Law Students Teach “TeenLaw” in Kosovo to Fill Curriculum Gap

A University of Pristina law student introduces teens to legal concepts in one of Pristina's high schools.

A University of Pristina law student introduces teens to legal concepts in one of Pristina's high schools.

December 01, 2007

Ten law students, all of whom completed the ABA Rule of Law Initiative (ABA ROLI)Legal Clinic at the University of Pristina law school in Kosovo, are now teaching “TeenLaw” for high school students in five different regions of Kosovo.  

TeenLaw is a course which introduces information about the Kosovo legal system to high school students. ABA ROLI first introduced TeenLaw to Kosovo high schools in May 2007.  Since then, the course has reached some 1,500 high school students in Kosovo. Among the subjects covered by the Teen Law course are the court structure in Kosovo; the meaning of laws; the role of advocates, prosecutors and judges in society; and human rights.

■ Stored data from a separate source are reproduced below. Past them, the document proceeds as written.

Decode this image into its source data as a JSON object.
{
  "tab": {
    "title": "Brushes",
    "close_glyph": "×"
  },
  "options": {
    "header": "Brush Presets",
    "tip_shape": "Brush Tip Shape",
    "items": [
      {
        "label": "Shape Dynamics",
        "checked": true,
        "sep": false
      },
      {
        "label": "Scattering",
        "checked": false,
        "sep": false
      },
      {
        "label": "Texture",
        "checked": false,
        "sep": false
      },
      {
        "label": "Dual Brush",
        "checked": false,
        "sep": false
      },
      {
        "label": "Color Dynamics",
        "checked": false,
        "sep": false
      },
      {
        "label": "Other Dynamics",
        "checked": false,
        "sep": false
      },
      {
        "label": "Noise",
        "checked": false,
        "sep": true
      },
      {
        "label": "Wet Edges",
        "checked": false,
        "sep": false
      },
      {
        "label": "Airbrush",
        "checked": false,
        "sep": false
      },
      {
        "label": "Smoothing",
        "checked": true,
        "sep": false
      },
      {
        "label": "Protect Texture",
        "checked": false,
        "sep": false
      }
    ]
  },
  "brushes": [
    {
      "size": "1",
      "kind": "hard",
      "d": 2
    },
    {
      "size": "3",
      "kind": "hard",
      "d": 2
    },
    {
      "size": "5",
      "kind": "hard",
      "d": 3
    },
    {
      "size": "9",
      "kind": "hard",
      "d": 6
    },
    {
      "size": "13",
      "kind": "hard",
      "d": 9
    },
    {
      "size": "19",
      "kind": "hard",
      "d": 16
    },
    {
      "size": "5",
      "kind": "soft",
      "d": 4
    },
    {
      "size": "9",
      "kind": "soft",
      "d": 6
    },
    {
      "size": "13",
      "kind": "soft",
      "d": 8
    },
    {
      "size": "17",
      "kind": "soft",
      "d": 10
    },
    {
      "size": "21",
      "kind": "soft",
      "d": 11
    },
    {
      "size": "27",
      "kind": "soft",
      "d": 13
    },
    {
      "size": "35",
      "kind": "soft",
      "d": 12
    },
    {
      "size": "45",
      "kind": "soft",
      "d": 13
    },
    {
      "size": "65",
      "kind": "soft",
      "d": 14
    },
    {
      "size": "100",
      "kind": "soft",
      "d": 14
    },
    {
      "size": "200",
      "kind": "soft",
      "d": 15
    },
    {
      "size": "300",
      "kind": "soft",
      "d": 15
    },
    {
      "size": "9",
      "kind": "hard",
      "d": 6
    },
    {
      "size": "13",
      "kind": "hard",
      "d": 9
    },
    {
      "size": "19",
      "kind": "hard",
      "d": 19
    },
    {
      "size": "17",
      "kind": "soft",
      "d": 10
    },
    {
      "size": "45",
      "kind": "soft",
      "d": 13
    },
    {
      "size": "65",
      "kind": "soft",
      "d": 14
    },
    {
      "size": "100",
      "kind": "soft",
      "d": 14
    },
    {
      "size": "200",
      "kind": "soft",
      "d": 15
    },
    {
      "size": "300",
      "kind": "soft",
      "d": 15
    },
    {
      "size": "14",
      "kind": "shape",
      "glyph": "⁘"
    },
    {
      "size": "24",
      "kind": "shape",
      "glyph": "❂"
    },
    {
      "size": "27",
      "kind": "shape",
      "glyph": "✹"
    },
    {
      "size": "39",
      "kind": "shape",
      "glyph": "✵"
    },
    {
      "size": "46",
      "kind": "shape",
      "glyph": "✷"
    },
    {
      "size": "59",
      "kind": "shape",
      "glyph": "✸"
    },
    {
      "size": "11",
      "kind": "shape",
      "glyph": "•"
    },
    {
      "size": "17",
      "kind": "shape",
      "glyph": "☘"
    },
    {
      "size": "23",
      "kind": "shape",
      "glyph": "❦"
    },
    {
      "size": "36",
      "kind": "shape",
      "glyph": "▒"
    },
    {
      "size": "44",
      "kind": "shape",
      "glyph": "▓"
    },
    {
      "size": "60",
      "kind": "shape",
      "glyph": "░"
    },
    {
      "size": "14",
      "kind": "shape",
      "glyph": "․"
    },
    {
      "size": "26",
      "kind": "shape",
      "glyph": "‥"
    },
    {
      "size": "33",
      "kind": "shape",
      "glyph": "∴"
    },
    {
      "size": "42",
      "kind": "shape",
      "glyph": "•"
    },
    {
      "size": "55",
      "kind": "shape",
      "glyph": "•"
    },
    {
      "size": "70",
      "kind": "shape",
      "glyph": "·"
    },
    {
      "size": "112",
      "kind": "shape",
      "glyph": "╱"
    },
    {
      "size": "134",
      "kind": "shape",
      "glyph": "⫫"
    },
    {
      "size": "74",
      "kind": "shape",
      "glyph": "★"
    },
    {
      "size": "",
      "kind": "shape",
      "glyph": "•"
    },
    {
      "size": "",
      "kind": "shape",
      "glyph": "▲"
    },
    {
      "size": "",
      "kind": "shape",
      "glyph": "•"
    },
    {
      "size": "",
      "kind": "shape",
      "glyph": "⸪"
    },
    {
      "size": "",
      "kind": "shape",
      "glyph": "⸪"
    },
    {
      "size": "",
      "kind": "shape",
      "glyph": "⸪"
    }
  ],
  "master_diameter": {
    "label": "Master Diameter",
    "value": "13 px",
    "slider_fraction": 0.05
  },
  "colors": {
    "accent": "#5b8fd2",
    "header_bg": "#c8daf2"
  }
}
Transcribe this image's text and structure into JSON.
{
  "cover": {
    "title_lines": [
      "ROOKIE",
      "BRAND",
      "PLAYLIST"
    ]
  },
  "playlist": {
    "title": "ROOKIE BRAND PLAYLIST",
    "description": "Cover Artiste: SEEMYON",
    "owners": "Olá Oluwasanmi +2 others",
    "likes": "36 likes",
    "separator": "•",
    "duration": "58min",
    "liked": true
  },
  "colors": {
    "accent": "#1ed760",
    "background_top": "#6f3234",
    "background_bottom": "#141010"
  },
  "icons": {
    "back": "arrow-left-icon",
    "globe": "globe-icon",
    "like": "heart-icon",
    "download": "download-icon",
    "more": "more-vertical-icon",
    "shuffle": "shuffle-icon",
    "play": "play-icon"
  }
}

The TeenLaw project fills a gap in the high school civics curriculum, which does not cover the judicial and legal systems. The project also increases public awareness and dialogue about law and its role in society, there by encouraging the democratic foundations of the rule of law. Additionally, theproject encourages debate among high school students and equips former law students with better communications and public relations skills.

Isa Gacaferri, a law student who has been lecturing at a high school in Mitrovica, explained that teaching TeenLaw solidified his own legal education. High schoolers often asked challenging questions, “thus lecturing them made me understand those topics even better,” he said.